China's most wanted economic fugitive, Yang Xiuzhu, has reportedly given up her application for political asylum in the United States, and wants to return to China as soon as possible.
Yang, being held at the Houston Immigration Detention Center in Texas, said she hoped to return to China to get access to better medical treatment, according to a recent report by World Journal, a Chinese-language newspaper in the United States.
"She calls me repeatedly these days, asking when she can go back," Yang's lawyer, Ke Ziming (Vlad Kuzmin), told World Journal.
Ke (Kuzmin) said Yang's legal team has submitted paperwork to terminate her application for political asylum filed with the federal immigration court and is waiting for a reply, which normally takes one to four weeks to process.
She is expected to return to China as early as August, the report said.
Yang, 70, was former deputy head of the construction bureau in Zhejiang province and the head of the provincial office of urbanization before she fled China about 13 years ago. She had also been vice-mayor of Wenzhou, in the same province, from 1995 to 1998.
Yang tops the list of 100 Chinese fugitives who are suspected of economic crimes and subject to an Interpol red notice.

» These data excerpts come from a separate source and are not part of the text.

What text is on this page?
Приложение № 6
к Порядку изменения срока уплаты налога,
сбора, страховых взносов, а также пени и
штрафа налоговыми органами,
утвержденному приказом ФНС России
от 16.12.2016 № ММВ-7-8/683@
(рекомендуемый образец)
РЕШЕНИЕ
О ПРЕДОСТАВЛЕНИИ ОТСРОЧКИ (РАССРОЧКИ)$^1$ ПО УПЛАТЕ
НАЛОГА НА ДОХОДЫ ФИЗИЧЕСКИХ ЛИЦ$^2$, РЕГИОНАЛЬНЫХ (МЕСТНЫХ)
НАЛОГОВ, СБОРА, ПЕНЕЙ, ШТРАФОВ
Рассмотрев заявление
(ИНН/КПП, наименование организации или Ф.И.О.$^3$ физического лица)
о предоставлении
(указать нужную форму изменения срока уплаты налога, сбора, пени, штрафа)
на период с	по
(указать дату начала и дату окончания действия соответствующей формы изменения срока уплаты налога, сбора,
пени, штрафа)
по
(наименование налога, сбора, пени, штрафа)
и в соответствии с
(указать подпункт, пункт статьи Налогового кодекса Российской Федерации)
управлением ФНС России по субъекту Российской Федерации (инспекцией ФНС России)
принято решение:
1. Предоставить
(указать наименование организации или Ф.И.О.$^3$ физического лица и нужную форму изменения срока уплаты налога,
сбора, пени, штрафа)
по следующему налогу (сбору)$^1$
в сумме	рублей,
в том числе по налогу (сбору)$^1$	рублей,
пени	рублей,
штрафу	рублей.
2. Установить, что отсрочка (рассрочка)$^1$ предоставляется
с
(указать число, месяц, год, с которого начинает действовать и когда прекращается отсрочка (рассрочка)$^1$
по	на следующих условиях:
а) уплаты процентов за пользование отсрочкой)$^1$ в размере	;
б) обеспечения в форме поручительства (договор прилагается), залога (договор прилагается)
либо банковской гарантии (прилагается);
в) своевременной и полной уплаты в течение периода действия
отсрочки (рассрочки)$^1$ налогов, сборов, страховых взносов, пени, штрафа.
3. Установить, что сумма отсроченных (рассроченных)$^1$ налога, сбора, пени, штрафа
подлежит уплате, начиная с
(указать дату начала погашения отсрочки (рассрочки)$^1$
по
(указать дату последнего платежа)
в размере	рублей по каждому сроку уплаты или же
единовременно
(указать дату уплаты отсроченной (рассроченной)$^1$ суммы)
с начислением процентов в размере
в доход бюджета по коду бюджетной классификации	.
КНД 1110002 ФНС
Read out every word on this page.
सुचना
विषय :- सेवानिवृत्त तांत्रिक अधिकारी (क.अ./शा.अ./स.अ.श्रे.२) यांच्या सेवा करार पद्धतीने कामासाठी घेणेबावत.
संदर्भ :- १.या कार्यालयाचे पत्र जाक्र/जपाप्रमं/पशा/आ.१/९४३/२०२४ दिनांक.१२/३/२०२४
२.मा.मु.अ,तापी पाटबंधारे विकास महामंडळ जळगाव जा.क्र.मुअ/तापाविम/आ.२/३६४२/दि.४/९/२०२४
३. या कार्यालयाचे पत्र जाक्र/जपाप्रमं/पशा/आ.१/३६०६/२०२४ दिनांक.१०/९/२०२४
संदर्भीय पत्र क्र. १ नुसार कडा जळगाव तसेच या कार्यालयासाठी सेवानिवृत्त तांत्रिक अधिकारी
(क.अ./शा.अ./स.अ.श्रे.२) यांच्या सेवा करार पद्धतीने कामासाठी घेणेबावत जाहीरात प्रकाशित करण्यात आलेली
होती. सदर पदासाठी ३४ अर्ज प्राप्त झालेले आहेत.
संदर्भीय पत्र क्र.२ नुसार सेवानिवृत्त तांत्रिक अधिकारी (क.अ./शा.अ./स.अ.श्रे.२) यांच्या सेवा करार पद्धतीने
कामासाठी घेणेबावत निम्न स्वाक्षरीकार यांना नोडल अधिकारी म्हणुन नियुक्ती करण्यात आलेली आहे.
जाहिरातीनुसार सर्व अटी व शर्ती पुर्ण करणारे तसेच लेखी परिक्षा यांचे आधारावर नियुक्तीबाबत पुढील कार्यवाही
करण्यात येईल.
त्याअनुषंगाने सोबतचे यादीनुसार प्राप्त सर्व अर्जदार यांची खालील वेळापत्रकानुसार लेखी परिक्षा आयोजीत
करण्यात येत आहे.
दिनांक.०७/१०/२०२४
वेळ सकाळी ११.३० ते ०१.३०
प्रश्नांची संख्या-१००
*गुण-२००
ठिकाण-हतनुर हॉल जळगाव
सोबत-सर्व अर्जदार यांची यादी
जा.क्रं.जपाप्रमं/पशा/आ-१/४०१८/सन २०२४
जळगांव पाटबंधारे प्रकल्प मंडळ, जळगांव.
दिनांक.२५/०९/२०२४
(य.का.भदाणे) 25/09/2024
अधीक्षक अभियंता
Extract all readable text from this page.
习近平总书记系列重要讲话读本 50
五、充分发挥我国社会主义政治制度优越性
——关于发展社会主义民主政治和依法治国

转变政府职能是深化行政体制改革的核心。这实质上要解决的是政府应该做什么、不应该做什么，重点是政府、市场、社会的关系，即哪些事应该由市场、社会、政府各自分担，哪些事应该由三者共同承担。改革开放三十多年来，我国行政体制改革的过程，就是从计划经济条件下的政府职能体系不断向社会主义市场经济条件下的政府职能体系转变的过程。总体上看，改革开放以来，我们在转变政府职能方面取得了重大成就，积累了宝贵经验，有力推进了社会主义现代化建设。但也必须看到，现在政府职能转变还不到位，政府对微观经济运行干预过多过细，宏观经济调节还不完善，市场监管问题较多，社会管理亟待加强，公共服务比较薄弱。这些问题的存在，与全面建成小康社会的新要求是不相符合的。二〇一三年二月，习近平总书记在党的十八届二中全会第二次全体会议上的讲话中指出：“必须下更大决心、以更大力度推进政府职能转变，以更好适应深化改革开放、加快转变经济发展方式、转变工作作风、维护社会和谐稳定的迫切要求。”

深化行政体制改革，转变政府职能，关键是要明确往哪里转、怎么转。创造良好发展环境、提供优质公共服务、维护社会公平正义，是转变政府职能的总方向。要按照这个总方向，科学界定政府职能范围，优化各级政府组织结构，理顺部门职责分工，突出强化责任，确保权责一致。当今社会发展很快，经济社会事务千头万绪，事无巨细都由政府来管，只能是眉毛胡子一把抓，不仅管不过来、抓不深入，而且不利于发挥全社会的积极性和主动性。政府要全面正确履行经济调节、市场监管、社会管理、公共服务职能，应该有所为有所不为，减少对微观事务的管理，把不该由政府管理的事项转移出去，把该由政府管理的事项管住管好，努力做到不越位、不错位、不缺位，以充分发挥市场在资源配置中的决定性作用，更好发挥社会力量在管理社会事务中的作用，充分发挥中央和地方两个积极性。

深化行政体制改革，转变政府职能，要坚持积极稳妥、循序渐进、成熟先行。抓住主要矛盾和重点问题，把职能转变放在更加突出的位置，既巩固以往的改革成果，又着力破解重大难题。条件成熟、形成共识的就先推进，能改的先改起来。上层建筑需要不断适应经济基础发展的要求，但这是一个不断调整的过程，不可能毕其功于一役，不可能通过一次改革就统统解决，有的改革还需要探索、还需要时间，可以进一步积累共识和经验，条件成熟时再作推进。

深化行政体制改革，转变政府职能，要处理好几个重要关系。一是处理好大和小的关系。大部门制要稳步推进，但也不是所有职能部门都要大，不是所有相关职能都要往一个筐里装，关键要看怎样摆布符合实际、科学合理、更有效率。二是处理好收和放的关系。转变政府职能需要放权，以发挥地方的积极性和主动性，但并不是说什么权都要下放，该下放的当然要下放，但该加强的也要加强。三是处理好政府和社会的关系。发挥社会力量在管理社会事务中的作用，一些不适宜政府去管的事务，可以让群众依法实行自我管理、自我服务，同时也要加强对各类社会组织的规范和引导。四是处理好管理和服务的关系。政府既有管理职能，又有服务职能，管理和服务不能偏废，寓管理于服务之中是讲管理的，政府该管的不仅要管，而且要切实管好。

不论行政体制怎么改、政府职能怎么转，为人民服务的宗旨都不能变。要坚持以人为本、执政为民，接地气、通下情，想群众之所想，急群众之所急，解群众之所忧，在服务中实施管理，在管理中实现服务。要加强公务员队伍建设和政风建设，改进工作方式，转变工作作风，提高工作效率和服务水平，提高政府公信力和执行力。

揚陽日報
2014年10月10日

She fled to the US in April 2003 when evidence of corrupt conduct was uncovered after her brother Yang Guangrong was arrested by the procuratorate in Zhejiang in March 2003 on charges of accepting bribes from local real estate developers.
She was accused of taking bribes worth more than 250 million yuan ($37.4 million). Of that, 42.4 million yuan has been recovered, authorities said.
Her brother was sentenced to 16-and-a-half years in prison in November 2004 for accepting 180,000 yuan in bribes.
According to Ke, Yang feels that she has not been getting proper treatment in the current detention facility, which she was transferred to in July from a detention facility in Hudson, New Jersey, which rejected her request for medical parole.
Yang was arrested in the Netherlands in 2005 but escaped detention in May 2014 after being rejected for political asylum. She fled to Canada and then entered the US, which has no extradition treaty with China.
Former officials like Yang have been in the crosshairs of the Central Commission for Disciplinary Inspection as the nationwide anti-corruption campaign has picked up steam recently, especially after it expanded overseas last year with its Sky Net operation, aimed at catching corrupt Party members who have absconded with stolen wealth.
A third of the suspects on the list have returned to China, either by force or on their volition, according to the top anti-graft agency.
Zhang Yi and Nancy Kong contributed to this story.